Announcement

Collapse
No announcement yet.
X
  • Filter
  • Time
  • Show
Clear All
new posts

  • Calculating predictions from fractional polynomials for values not actually observed

    Hi Stata Forum

    I have been using Patrick Royston's very useful suite of commands to carry out fractional polynomial regressions.

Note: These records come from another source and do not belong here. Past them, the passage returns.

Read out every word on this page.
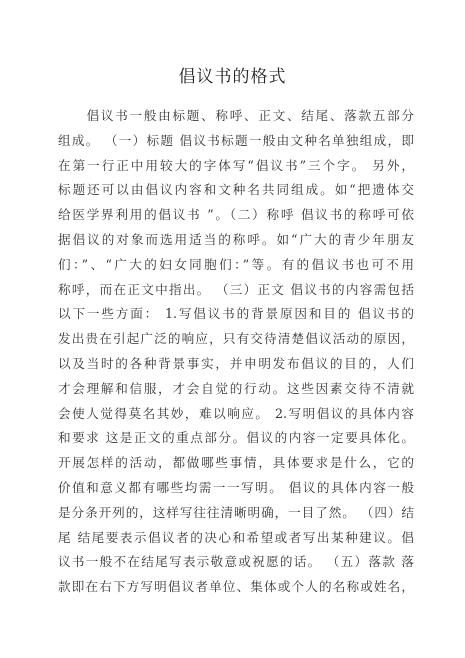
倡议书的格式
　　倡议书一般由标题、称呼、正文、结尾、落款五部分
组成。 （一）标题 倡议书标题一般由文种名单独组成，即
在第一行正中用较大的字体写“倡议书”三个字。 另外，
标题还可以由倡议内容和文种名共同组成。如“把遗体交
给医学界利用的倡议书 ”。（二）称呼 倡议书的称呼可依
据倡议的对象而选用适当的称呼。如“广大的青少年朋友
们：”、“广大的妇女同胞们：”等。有的倡议书也可不用
称呼，而在正文中指出。 （三）正文 倡议书的内容需包括
以下一些方面： 1.写倡议书的背景原因和目的 倡议书的
发出贵在引起广泛的响应，只有交待清楚倡议活动的原因，
以及当时的各种背景事实，并申明发布倡议的目的，人们
才会理解和信服，才会自觉的行动。这些因素交待不清就
会使人觉得莫名其妙，难以响应。 2.写明倡议的具体内容
和要求 这是正文的重点部分。倡议的内容一定要具体化。
开展怎样的活动，都做哪些事情，具体要求是什么，它的
价值和意义都有哪些均需一一写明。 倡议的具体内容一般
是分条开列的，这样写往往清晰明确，一目了然。 （四）结
尾 结尾要表示倡议者的决心和希望或者写出某种建议。倡
议书一般不在结尾写表示敬意或祝愿的话。 （五）落款 落
款即在右下方写明倡议者单位、集体或个人的名称或姓名，
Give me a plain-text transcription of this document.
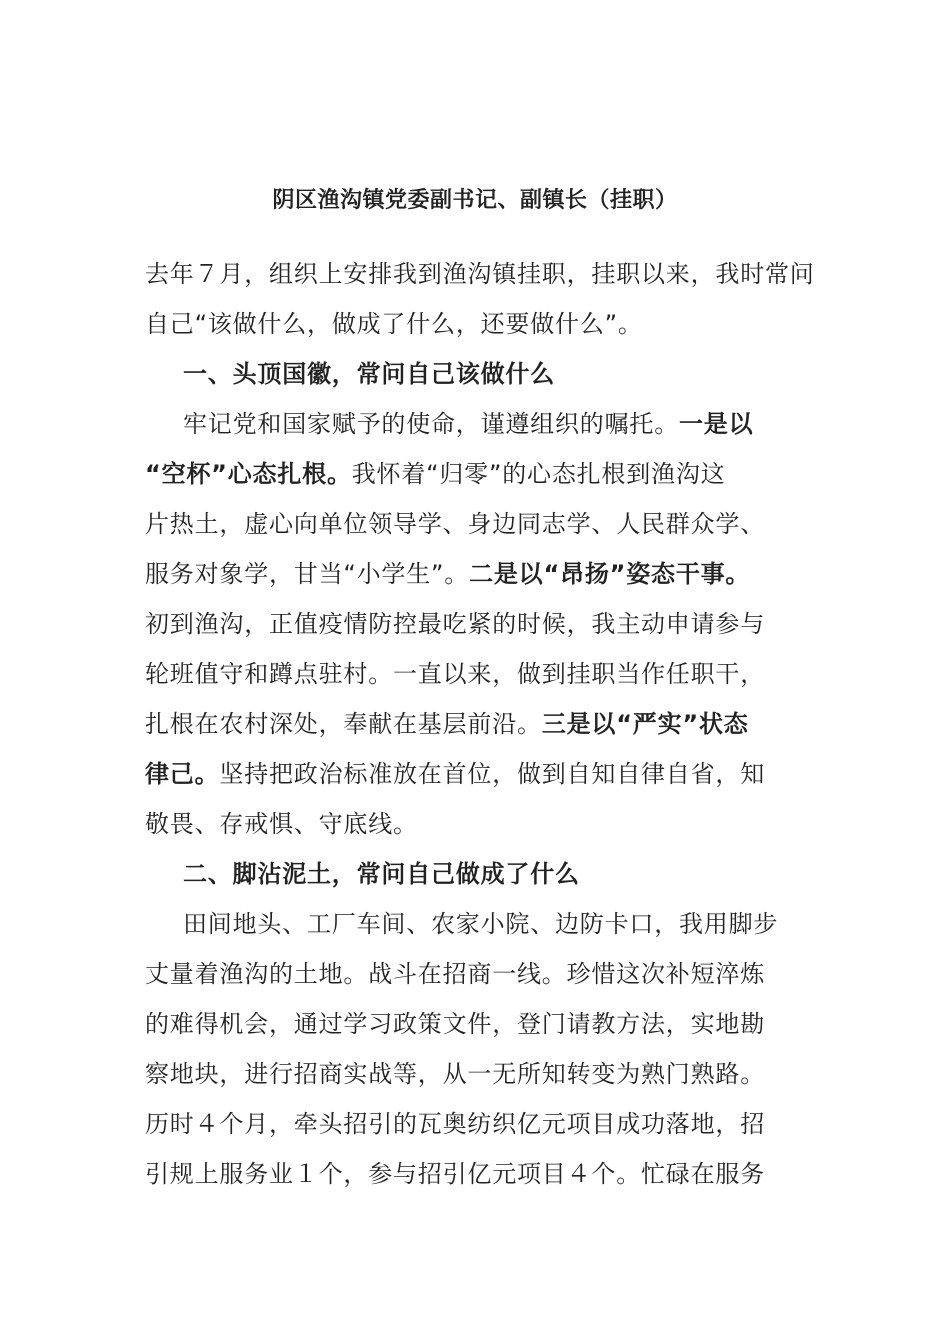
阴区渔沟镇党委副书记、副镇长（挂职）
去年７月，组织上安排我到渔沟镇挂职，挂职以来，我时常问
自己“该做什么，做成了什么，还要做什么”。
一、头顶国徽，常问自己该做什么
牢记党和国家赋予的使命，谨遵组织的嘱托。一是以
“空杯”心态扎根。我怀着“归零”的心态扎根到渔沟这
片热土，虚心向单位领导学、身边同志学、人民群众学、
服务对象学，甘当“小学生”。二是以“昂扬”姿态干事。
初到渔沟，正值疫情防控最吃紧的时候，我主动申请参与
轮班值守和蹲点驻村。一直以来，做到挂职当作任职干，
扎根在农村深处，奉献在基层前沿。三是以“严实”状态
律己。坚持把政治标准放在首位，做到自知自律自省，知
敬畏、存戒惧、守底线。
二、脚沾泥土，常问自己做成了什么
田间地头、工厂车间、农家小院、边防卡口，我用脚步
丈量着渔沟的土地。战斗在招商一线。珍惜这次补短淬炼
的难得机会，通过学习政策文件，登门请教方法，实地勘
察地块，进行招商实战等，从一无所知转变为熟门熟路。
历时４个月，牵头招引的瓦奥纺织亿元项目成功落地，招
引规上服务业１个，参与招引亿元项目４个。忙碌在服务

    I was wondering if it is possible to use fracpred to calculate predictions for values not actually observed. For example:

    Code:
    . sysuse auto, clear
    (1978 Automobile Data)
    
    . mfp: regress mpg weight displacement foreign
    
    [output deleted]
    
    . fracpred pred, for(displacement)
    
    . sort displacement
    
    . l displacement pred in 1/5
    
         +---------------------+
         | displa~t       pred |
         |---------------------|
      1. |       79   29.81834 |
      2. |       85    28.3481 |
      3. |       86    28.1325 |
      4. |       86    28.1325 |
      5. |       89   27.52874 |
         +---------------------+
    Is it possible to get a predicted value for displacement=80, for example?

    Many thanks

    Sophie

  • #2
    I wrote to Patrick Royston and he was kind enough to send me syntax files for predicting outside the dataset, for mfp and mfpa. I am quoting them below.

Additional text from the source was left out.